DÉBAT

• Un intervenant, Procureur général d'Italie

Vous êtes tous trois tombés d'accord sur la nécessité du principe de légalité de la loi, qui doit être claire et prévisible. Vous avez indiqué que la loi n'était plus en mesure de suivre les évolutions de sociales. Le vrai problème qui se pose aujourd'hui ne concerne donc pas seulement l'interprétation de la loi mais aussi son application. J'aimerai connaître votre point de vue sur les conséquences de cela, d'autant que la loi doit fixer des règles générales.

Les règles générales sont nécessaires et elles existent ; elles ont été établies par le Conseil de l'Europe, à l'occasion d'une étude portant sur la criminalisation et sur les lignes de conduite à suivre. Il convient, au niveau européen, de déterminer quels comportements sont indésirables dans la société et dans quels secteurs il convient de dépénaliser ou de décriminaliser.

La loi est appliquée avec un pouvoir discrétionnaire du juge ou du Parquet : ce pouvoir bute sur la jurisprudence de la Cour de Strasbourg, avec l'obligation qui en découle pour les pays de criminaliser ou de décriminaliser dans certains secteurs. Nous avons une obligation de décriminaliser. Vos propos sur la diffamation sont intéressants de ce point de vue puisque le juge national doit décriminaliser à la lumière de la jurisprudence de Strasbourg. Dans d'autres secteurs, le législateur doit intervenir pour décriminaliser. Si l'action pénale est exercée ou pas ou s'il y a une prescription, le juge ne peut appliquer la loi. Le risque de l'arbitraire existe toujours et il est donc nécessaire de rechercher les bonnes pratiques, à la lumière des règles édictées par Strasbourg, dans l'interprétation et dans l'application de la loi.

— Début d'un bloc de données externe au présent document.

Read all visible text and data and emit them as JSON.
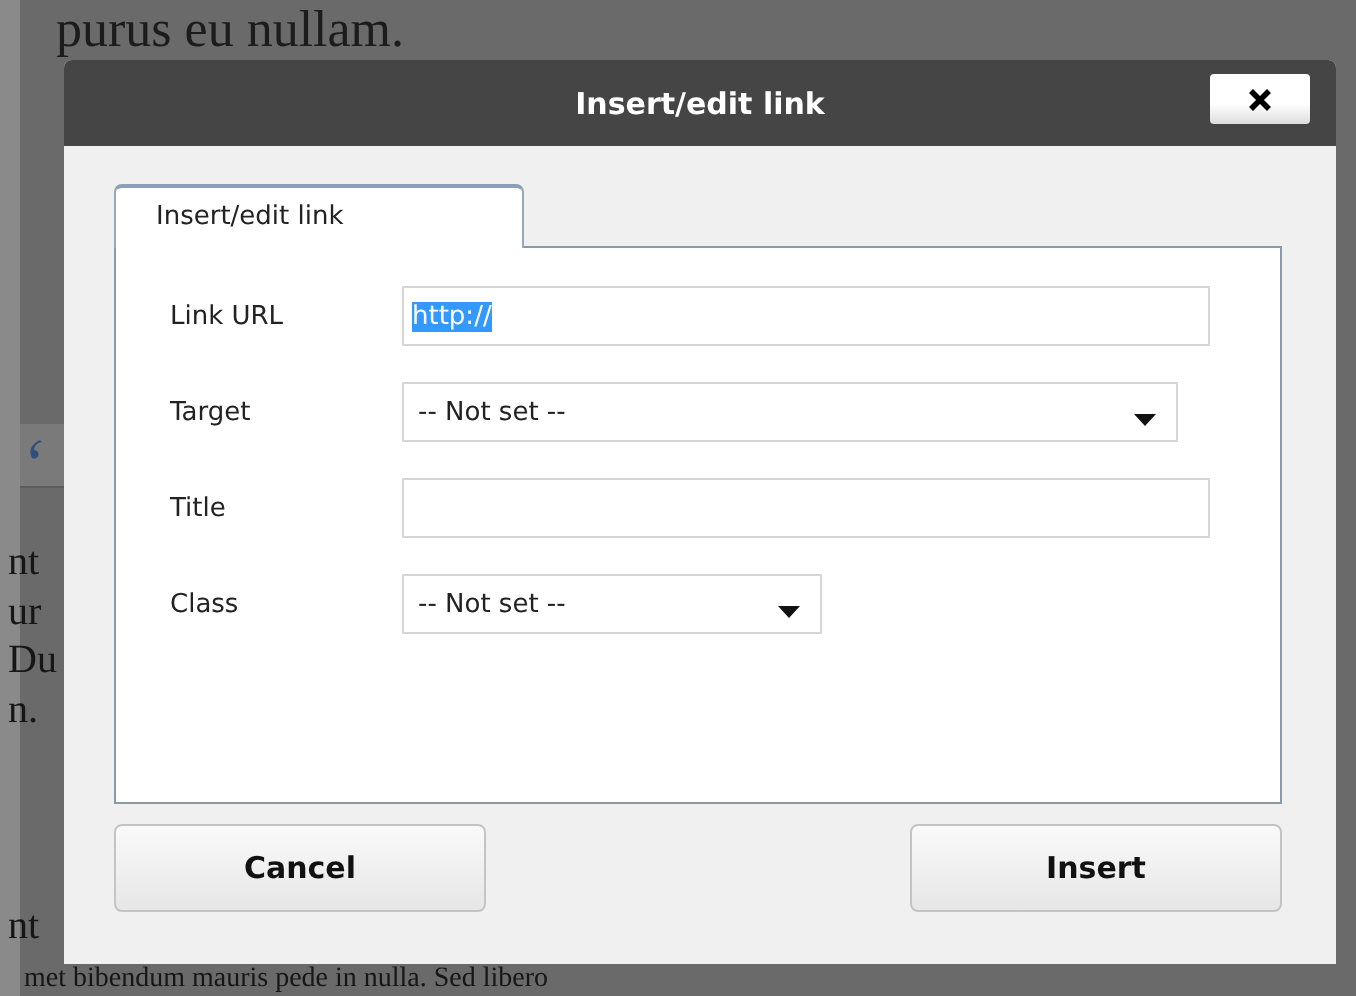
{
  "background_page": {
    "heading_fragment": "purus eu nullam.",
    "line_fragments": [
      "nt",
      "ur",
      "Du",
      "n.",
      "nt"
    ],
    "bottom_line": "met bibendum mauris pede in nulla. Sed libero"
  },
  "dialog": {
    "title": "Insert/edit link",
    "tabs": [
      {
        "label": "Insert/edit link",
        "selected": true
      }
    ],
    "fields": [
      {
        "label": "Link URL",
        "kind": "text",
        "value": "http://",
        "value_selected": true
      },
      {
        "label": "Target",
        "kind": "select",
        "value": "-- Not set --"
      },
      {
        "label": "Title",
        "kind": "text"
      },
      {
        "label": "Class",
        "kind": "select",
        "value": "-- Not set --"
      }
    ],
    "buttons": [
      "Cancel",
      "Insert"
    ]
  }
}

• Christine SAUZEAU, journaliste

Y a-t-il une application de la loi sur la parité dans la composition des Chambres de la Cour de cassation ? Les hommes et les femmes ont parfois des modes de pensée différents ou complémentaires et les femmes ont peut-être une culture des sciences humaines plus développée. Faut-il une parité dans les Chambres pour avoir une jurisprudence plus équilibrée ?

• André DECOCQ

Je peux me demander aussi, dans le fil de votre question, si nous ne devons prévoir, comme au Liban une parité entre Chrétiens et Musulmans.

• Emmanuel PIWNICA

Nous nous interdisons en France de prendre en considération la personne même qui rend une décision de justice. La plupart des décisions est rendue par un juge unique (en référé, au tribunal de commerce...) mais, devant la Cour de cassation, les décisions sont systématiquement rendues de manière collégiale, à l'exception des ordonnances du premier Président. Nous nous interdisons par ailleurs de regarder si la décision a été rendue par telle ou telle personne et, encore plus, si c'est un homme ou une femme. Le problème s'est posé sur une demande de récusation qui avait été présentée contre un magistrat de la Cour d'Appel, eu égard à son appartenance religieuse. Ces éléments ne sont pas supportables pour nous : nous n'admettons pas qu'il soit dit que la décision est bonne parce qu'elle a été rendue par un homme ou une femme... Je sais qu'il n'en est pas de même dans certains pays et que certaines écoles sociologiques prennent en considération la nationalité ou le sexe mais tel n'est pas le cas en France et c'est un bonheur.